Augmented Reality and Wearables: The extensive digitalization of the shop floor is not contained to the automated processes. As production tasks grow increasingly more dynamic, the need to support the human workers grows too. Bilous et al. (2022) explain how introducing wearable technology for the operators and augmenting their workspace using augmented reality, digital support can be provided directly in-situ, and valuable data can be collected to represent the manual processes in the digital ecosystem.
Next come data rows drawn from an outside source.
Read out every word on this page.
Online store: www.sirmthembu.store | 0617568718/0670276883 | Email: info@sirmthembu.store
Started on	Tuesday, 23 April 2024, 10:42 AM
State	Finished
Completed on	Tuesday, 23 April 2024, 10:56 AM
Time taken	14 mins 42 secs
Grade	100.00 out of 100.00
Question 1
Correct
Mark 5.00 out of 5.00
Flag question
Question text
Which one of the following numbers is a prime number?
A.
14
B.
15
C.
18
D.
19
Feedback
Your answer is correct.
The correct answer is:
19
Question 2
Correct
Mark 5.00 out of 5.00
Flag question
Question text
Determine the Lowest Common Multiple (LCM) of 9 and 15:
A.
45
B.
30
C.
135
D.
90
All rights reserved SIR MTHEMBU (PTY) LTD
Advanced Robotics: Álvarez et al. (2022) discuss how robots are among the key shop floor assets of the smart factory, given their versatile nature. However, as traditional industrial robots are intended for a fixed life in terms of hardware and programming, more advanced robotics solutions are needed. Solutions that are more autonomous and collaborative, allowing robots to operate in the dynamic environment of the human worker, and thus adapt to a greater task diversity over its lifetime.

4 Concluding Remarks

Growing market dynamics push companies to increase their product innovation to remain competitive. Meanwhile, political, and social agendas are also playing an increasing role to companies’ operation and value proposition. Seen from an operation perspective, the manufacturing operations must become resilient to the frequently changing boundary conditions. This leads companies to pursue smart factories, which utilize new digital technologies and extensive data collection to continuously adapt and optimize. However, the solution space of new technologies is vast and continuously growing. In this chapter, we have suggested nine well-established technologies that together constitute a toolbox for the successful transformation of a factory to a smart factory for SMEs. The next nine chapters of this book (the rest of this Part) provide a catalogue of these technologies, including: a short introduction, implications for SMEs, and one or more examples of deployment.